La logique du pouvoir, en face, c’est la neutralisation préventive : s’attaquer à la possibilité même de la lutte. Une obsession que la notion de sécurité amplifie, dans presque tous les aspects de notre existence, jusqu’à la nausée. Que rien ne puisse se produire, que rien ne puisse arriver : d’où les bracelets électroniques dans les maternités (comme à Givors), les portiques dans les grands magasins ou les contrôles préventifs à la montée des bus affrétés depuis Lyon pour la manifestation de Vichy contre « l’Europe du barbelé » (des contrôles refusés collectivement dans ce cas, mais qui auront été conduits à leur terme avec en prime photographie obligatoire pour les gens venant en groupe depuis Grenoble). D’où les dizaines de flics casqués et les agents de sécurité privée présents devant et dans les facs pour assurer la reprise des cours et le retour à la normale, à la fin du mouvement étudiant contre la LRU. L’arsenal antiterroriste, c’est une façon d’affirmer, encore et toujours, que le pouvoir se donnera tous les moyens pour faire régner l’ordre : comme avec l’occupation militaire des quartiers à la moindre émeute, drônes de surveillance à l’appui (et les cailleras qui se font chopper ramasseront elles aussi 96 heures de GAV) ; comme avec le déploiement de deux cent robocops et d’une dizaine d’experts de la police scientifique à la première auto réduction tentée...

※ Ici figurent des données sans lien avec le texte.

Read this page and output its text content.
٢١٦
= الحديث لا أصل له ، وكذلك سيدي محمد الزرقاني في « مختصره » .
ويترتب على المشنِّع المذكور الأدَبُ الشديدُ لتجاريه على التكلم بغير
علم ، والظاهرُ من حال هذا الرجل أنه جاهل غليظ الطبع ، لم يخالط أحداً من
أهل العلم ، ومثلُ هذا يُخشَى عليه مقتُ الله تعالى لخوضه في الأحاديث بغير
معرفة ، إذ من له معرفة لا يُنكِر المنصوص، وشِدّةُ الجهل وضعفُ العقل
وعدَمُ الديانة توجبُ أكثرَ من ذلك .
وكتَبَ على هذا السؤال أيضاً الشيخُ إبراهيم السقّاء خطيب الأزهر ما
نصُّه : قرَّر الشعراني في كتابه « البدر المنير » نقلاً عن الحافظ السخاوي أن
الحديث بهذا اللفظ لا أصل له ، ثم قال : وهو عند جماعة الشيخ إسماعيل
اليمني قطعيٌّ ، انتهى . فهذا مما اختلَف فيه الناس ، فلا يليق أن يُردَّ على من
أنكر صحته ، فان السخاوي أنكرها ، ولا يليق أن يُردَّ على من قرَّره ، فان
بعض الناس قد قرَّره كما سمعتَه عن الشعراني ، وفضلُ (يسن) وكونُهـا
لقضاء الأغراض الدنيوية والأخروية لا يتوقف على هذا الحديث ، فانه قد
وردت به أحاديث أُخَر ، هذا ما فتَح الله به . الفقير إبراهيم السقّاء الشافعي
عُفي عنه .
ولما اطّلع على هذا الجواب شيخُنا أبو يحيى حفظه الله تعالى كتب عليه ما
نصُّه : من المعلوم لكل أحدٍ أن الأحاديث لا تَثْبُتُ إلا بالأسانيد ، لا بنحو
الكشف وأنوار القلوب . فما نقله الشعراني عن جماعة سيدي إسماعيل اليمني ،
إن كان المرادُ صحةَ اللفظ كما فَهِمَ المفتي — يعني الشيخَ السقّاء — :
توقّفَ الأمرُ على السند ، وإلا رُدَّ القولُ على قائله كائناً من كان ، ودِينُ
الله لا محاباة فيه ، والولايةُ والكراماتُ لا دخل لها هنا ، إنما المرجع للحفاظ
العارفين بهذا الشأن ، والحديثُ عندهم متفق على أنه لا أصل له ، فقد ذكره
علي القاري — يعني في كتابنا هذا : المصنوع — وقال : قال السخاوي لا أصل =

L’opération policière ne se limite pas au déploiement de force d’une milice armée et casquée, ou des flics de la SDAT. Elle embarque aussi les médias, et les responsables de tous ordres. Là, un élu étudiant respectable dénonce le vol de deux caddies de supermarchés ; ici, un leader de la gauche de la gauche affirme bien haut que « les actes de sabotages ne sont et ne seront jamais ceux de la LCR ». Des responsables syndicaux, parfois même encartés à SUD, lui emboîtent le pas : on se réjouit de l’arrestation des saboteurs ; « vous pensez bien, déjà que pour faire la grève on hésite, vu que ça revient à prendre l’usager en otage »... On est décidément jamais loin du terrorisme : alors dépêchons nous de refermer le cercle vertueux de la démocratie ! Il faut défendre la société ! Parce qu’il y a les bonnes manière de faire de la politique (participer, négocier, repartir avec une réforme de plus en travers de la gorge) et les autres. Les bons citoyens et les autres : sauvageons, autonomes, sans papiers, Rroms, prostitué-es... Les bons manifestants et les méchants casseurs qui sont essentiellement, comme le rappelle le premier ministre grec, des « ennemis de la démocratie » (tant pis si « la démocratie » tire à balle réelle sur la jeunesse, et s’il devient de plus en plus difficile de dissocier les éléments violents du reste de la population, qui, dans l’ensemble, attend que le pouvoir sombre tout à fait).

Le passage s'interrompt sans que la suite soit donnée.